Thursday, September 15, 2016

Household Income and Other Things

Household income in the US went way up in 2015, the biggest one-year jump ever measured. But the level is still lower than the peak figure from 1999. And why might that be? There are reasons to think that wages really are rising quite slowly, and that people suffered a lot in the big recession. But there are also other ways to think about this.

Consider the graph above, which shows the income of married couples in which both spouses are in the work force. (This includes people who have been unemployed for a while but are still actively looking for work.) It shows that for these households, the recession is over and incomes are substantially above the 1999 level. So the problem with household income is not that incomes have declined for these "normal" households. The baseline number for household income is depressed by other factors:
1) more one-person households and single parents
2) more retirees
3) more people on disability
4) more people who have otherwise dropped out of the workforce
5) fewer teenagers working
So the problem is not a simple one of falling wages; the problem is a growing disconnect between many Americans and both the world of work and what we might call the New Standard Family Model.

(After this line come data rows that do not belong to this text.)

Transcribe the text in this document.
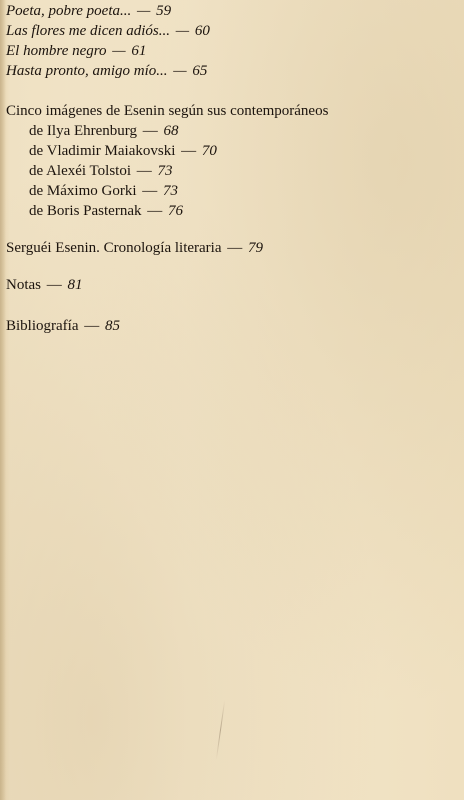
Poeta, pobre poeta... — 59
Las flores me dicen adiós... — 60
El hombre negro — 61
Hasta pronto, amigo mío... — 65
Cinco imágenes de Esenin según sus contemporáneos
de Ilya Ehrenburg — 68
de Vladimir Maiakovski — 70
de Alexéi Tolstoi — 73
de Máximo Gorki — 73
de Boris Pasternak — 76
Serguéi Esenin. Cronología literaria — 79
Notas — 81
Bibliografía — 85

People who are married and working doing fine – not great, but fine. The overall household income number has fallen because of the increasing number of people who are not married and/or not working.

Obviously this has an economic component; one thing that might motivate more people to join or rejoin the work force would be higher wages. But the real problem in America is that millions of people can't find any work they think is worth doing, can't maintain stable households (men in prison is a factor here), or just can't take seriously the mainstream formula of a lifetime of grinding work in exchange for a middle class lifestyle. Something deeper is at work behind the numbers that show stagnating incomes.